Female orgasmic disorder, sometimes called inhibited female orgasm or anorgasmia, is defined as the recurrent or persistent inhibition of female orgasm, as manifested by the recurrent delay in, or absence of, orgasm after a normal sexual excitement phase that a clinician judges to be adequate in focus, intensity, and duration. A woman with lifelong female orgasmic disorder has never experienced orgasm by any kind of stimulation. A woman with acquired orgasmic disorder has previously experienced at least one orgasm, regardless of the circumstances or means of stimulation, whether by masturbation or while dreaming during sleep. The incidence of orgasm increases with age. The overall prevalence of female orgasmic disorder from all causes is estimated to be 30 percent. A recent twin study suggests that orgasmic dysfunction in some females has a genetic basis and cannot be attributed solely to cultural differences. Numerous psychological factors are associated with female orgasmic disorder. They include fears of impregnation, rejection by a sex partner, and damage to the vagina; hostility toward men; and feelings of guilt about sexual impulses. Nonorgasmic women may be otherwise symptom free or may experience frustration in a variety of ways; they may have such pelvic complaints as lower abdominal pain, itching, and vaginal discharge, as well as increased tension, irritability, and fatigue. Decreased testosterone, oxytocin release and underlying primary psychiatric disorders are common in these patients. Hyperprolactenemia is also an important cause.
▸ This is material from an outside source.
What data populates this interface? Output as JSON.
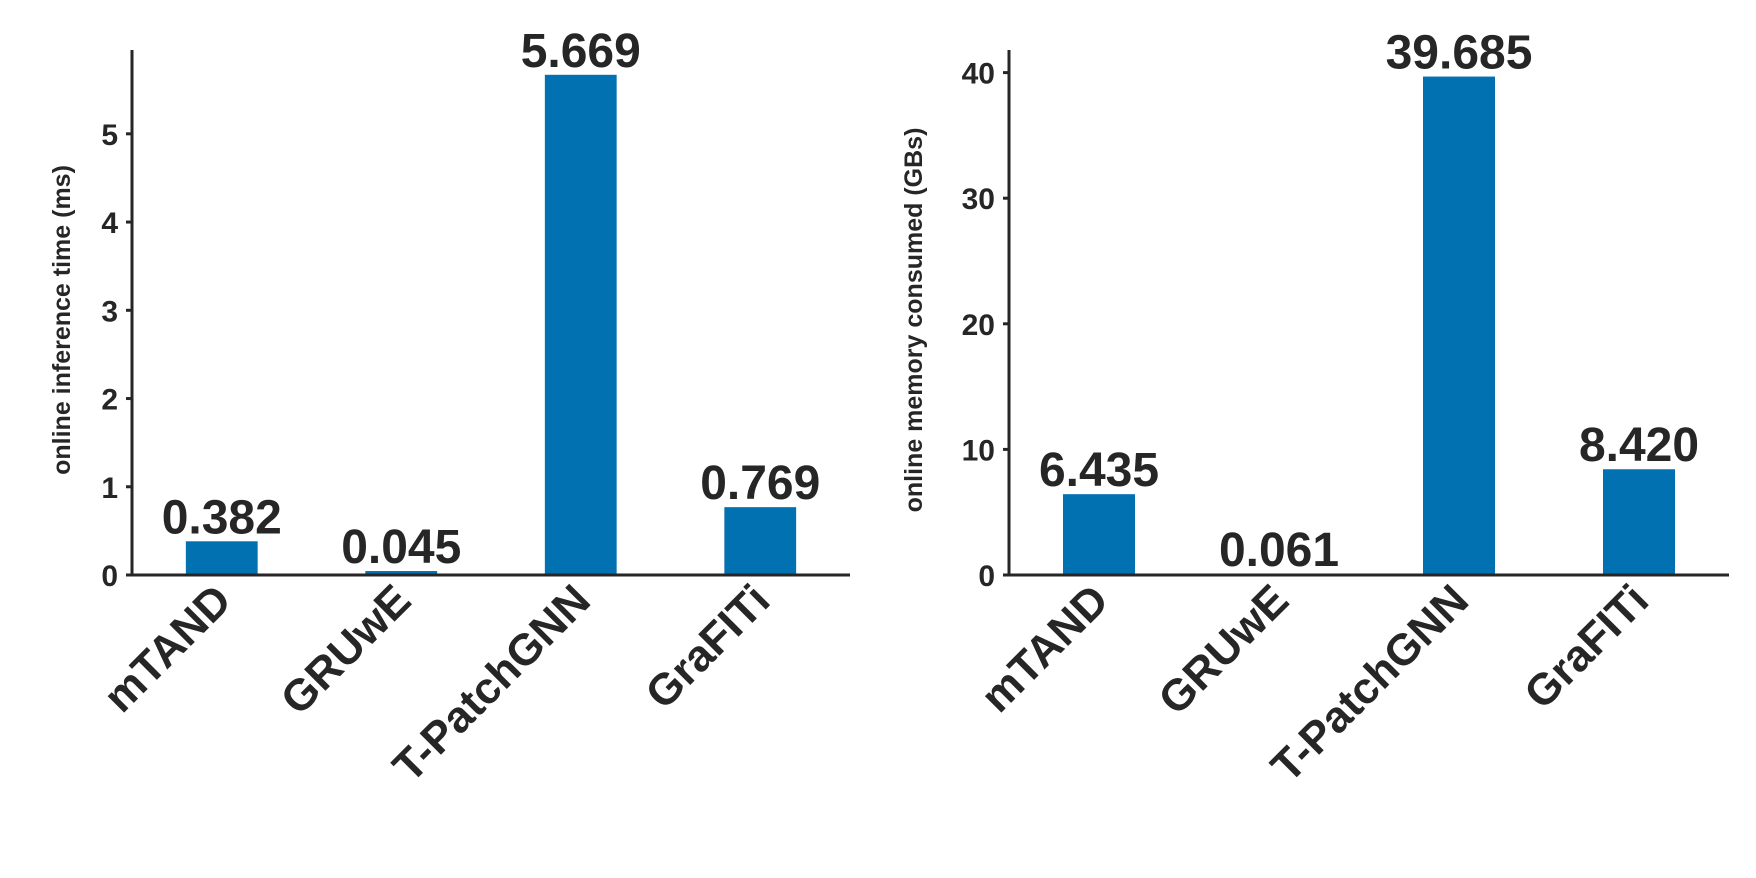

In male orgasmic disorder, sometimes called inhibited orgasm or retarded ejaculation, a man achieves ejaculation during coitus with great difficulty, if at all. Some researchers think that orgasm and ejaculation should be differentiated, especially in the case of men who ejaculate but complain of a decreased or absent subjective sense of pleasure during the orgasmic experience (orgasmic anhedonia). The incidence of male orgasmic disorder is much lower than the incidence of premature ejaculation or impotence. A general prevalence of 5 percent has been reported. In an ongoing relationship, acquired male orgasmic disorder frequently reflects interpersonal difficulties. The disorder may be a man's way of coping with real or fantasized changes in a relationship.
In premature ejaculation, men persistently or recurrently achieve orgasm and ejaculation before they wish to. No definite timeframe exists within which to define the dysfunction; the diagnosis is made when a man regularly ejaculates before or immediately after entering the vagina. Masters and Johnson conceptualized the disorder in terms of the couple and considered a man a premature ejaculator if he could not control ejaculation sufficiently long enough during intravaginal containment to satisfy his partner in at least half their episodes of coitus. This definition assumes that the female partner is capable of an orgasmic response. Premature ejaculation is the chief complaint of about 35 to 40 percent of men treated for sexual disorders. Some researchers divide men who experience premature ejaculation into two groups: those who are physiologically predisposed to climax quickly because of shorter nerve latency time and those with a psychogenic or behaviorally conditioned cause. Difficulty in ejaculatory control can be associated with anxiety regarding the sex act, or with negative cultural conditioning. In ongoing relationships, the partner has a great influence on a premature ejaculator, and a stressful marriage exacerbates the disorder.